Termino mi rutina y voy hacia él. Está sentado, copa de whisky en mano.
—Me llamo Maicol. ¿Cuál es tu nombre? —pregunta, con una voz tan suave como segura.
—Rosa —respondo, acomodándome sobre sus piernas.
—Eres hermosa.
Una frase que ya he oído mil veces. Pero en él suena… torpe. Casi sincera. Este tipo claramente no ha pisado un lugar como este antes.
A unos metros, como siempre, está Joel. Narco de alto calibre. Rey de las drogas —aunque jura no tocarlas. Cliente fijo. Generoso. Peligroso. Me llama con un gesto de su dedo tatuado y esa mirada de asesino que no necesita palabras.
—Maicol, si necesitas algo… me llamas —le digo, deslizándome de sus piernas.
Camino hacia Joel. Piel morena, músculos marcados de prisión, tinta por todo el cuerpo. Me siento sobre él y saca un fajo de billetes, colocándolos sin vergüenza en mi escote.
—Tú dime cuándo nos vamos. ¿Y hoy, cómo te llamas? —me pregunta, olfateando mi cuello.
—Rosa —respondo, sacando los billetes. Humedezco el dedo y los cuento. La suma me convence. Está decidido: hoy me "prueba".
Le tomo la mano y lo guío hacia la salida.
Al pasar junto a Maicol, él me sujeta la mano.
—Espero volver a verte —dice, intentando sonar seductor.
Lo miro, muerdo mi labio, y dejo que se asome mi parte más perversa.
—Busca otra, cabrón. Esta es mía —gruñe Joel, dándome una nalgada que me crispa.
—Vámonos —respondo, con la voz justa para ocultar el fastidio.
Subimos a su auto. Mismo motel de siempre. Apenas cierra la puerta, se lanza sobre mí como bestia hambrienta, besándome el cuello con ansiedad.
—¿Por qué no tomamos algo antes, como siempre? —le susurro, apartándolo suavemente.
—Anda, tráeme lo de siempre —dice, tumbándose en la cama como si me diera una orden.
En la cocinita del motel, sirvo dos vasos de alcohol. Dejo mi marca de lápiz labial en el borde del mío. Del sostén saco una pastilla, la disuelvo en el suyo. Mezclo con el dedo. Regreso. Me siento en sus piernas y le paso el vaso. Él lo bebe de un trago, como si fuera agua.
A partir de aquí, todo se vuelve mecánico. Mi cuerpo actúa. Movimientos estudiados, gemidos falsos, caricias sin alma. Este cerdo sigue creyendo que me tiene. En pocos minutos, cae rendido. Ronca como un bebé.
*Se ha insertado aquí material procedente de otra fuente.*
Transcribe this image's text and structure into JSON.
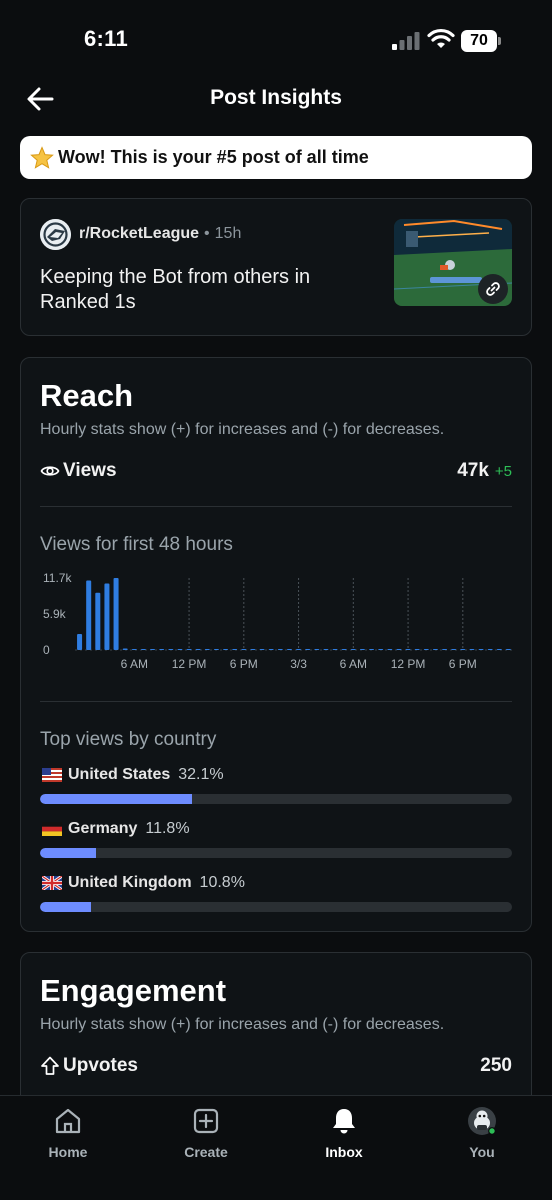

Le doy un par de palmadas en la cara. No se inmuta. Con el lápiz labial le marco el pecho. Lo araño, humedezco las sábanas. Quiero que crea que fue una noche salvaje.
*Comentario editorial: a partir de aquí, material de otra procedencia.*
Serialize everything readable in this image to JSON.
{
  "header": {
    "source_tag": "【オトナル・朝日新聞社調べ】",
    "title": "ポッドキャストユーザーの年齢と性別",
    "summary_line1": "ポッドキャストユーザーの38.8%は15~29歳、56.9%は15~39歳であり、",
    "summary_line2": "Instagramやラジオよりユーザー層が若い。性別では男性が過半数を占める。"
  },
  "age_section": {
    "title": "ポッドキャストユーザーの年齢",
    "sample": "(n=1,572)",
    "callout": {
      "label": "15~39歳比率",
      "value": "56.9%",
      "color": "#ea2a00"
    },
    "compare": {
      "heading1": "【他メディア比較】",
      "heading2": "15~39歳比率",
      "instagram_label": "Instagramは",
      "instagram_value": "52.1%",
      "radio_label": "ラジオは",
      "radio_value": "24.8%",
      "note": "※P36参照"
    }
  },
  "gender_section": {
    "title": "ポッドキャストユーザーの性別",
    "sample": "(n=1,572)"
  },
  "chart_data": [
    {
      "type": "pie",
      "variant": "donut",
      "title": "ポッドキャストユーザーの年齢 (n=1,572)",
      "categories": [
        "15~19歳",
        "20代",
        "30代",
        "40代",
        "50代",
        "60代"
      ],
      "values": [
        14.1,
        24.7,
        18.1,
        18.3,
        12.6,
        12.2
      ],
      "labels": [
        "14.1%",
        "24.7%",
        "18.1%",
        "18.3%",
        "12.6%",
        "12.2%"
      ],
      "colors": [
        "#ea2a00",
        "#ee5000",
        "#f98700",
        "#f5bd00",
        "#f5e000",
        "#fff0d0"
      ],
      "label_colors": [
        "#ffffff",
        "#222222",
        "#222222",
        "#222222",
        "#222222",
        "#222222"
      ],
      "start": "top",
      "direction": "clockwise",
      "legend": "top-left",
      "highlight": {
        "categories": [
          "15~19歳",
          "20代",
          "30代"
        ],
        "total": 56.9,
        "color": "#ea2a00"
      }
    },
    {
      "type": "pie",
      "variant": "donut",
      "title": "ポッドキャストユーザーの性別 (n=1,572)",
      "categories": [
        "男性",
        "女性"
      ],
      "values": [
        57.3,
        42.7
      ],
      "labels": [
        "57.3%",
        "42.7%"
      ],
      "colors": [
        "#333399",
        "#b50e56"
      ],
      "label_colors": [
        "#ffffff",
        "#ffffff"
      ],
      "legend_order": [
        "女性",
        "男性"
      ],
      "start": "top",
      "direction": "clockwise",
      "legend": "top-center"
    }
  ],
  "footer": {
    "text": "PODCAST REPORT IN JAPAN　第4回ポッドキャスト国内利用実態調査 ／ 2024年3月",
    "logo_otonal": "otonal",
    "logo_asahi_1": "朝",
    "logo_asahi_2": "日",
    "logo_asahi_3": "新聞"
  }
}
Enciendo un cigarrillo y salgo.
Paso por el club. Le entrego el dinero a Dori.
—Lo tienes loco. Cada vez deja más billetes —dice con una sonrisa torcida.
—Dame lo mío —le exijo, sin rodeos.
—Aquí tienes, leona. Tu parte, más las propinas del baile.
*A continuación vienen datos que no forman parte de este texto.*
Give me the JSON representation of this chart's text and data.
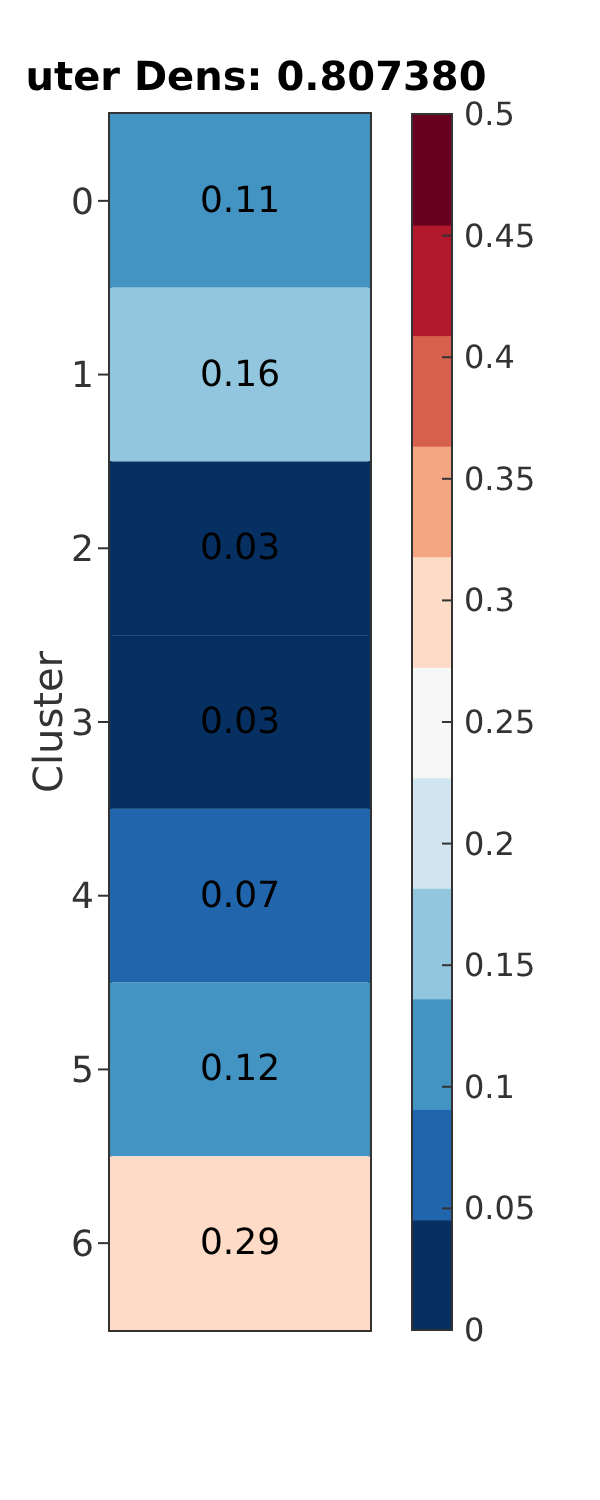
{
  "chart_data": {
    "type": "heatmap",
    "title": "uter Dens: 0.807380",
    "ylabel": "Cluster",
    "categories": [
      null
    ],
    "y_categories": [
      "0",
      "1",
      "2",
      "3",
      "4",
      "5",
      "6"
    ],
    "cells": [
      [
        0.11
      ],
      [
        0.16
      ],
      [
        0.03
      ],
      [
        0.03
      ],
      [
        0.07
      ],
      [
        0.12
      ],
      [
        0.29
      ]
    ],
    "data_labels": true,
    "clim": [
      0,
      0.5
    ],
    "cticks": [
      0,
      0.05,
      0.1,
      0.15,
      0.2,
      0.25,
      0.3,
      0.35,
      0.4,
      0.45,
      0.5
    ]
  }
}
Recojo mi dinero y salgo rumbo al auto.
Antes de arrancar, aparece Maicol. Nervioso. Como un cachorro perdido en la selva.
—Perdona, soy nuevo en esto. ¿Cómo se supone que funciona?
Bajo el cristal y le respondo sin titubear:
—Mientras más dinero, mejores servicios. Espero volver a verte, Maicol.
Aceleré sin mirar atrás. Lo dejé parado, con la palabra temblándole en los labios.
Al llegar a casa, mi gatita dormita sobre el sofá. Su cuerpecito sube y baja con la respiración, ajena al caos que arrastro.
Me despojo del maquillaje, de la ropa, de los restos de la noche. En la ducha me froto con fuerza, como si el agua pudiera borrar lo que soy. Al menos por unos segundos quiero sentirme otra. Aunque sé que esa ilusión nunca dura demasiado.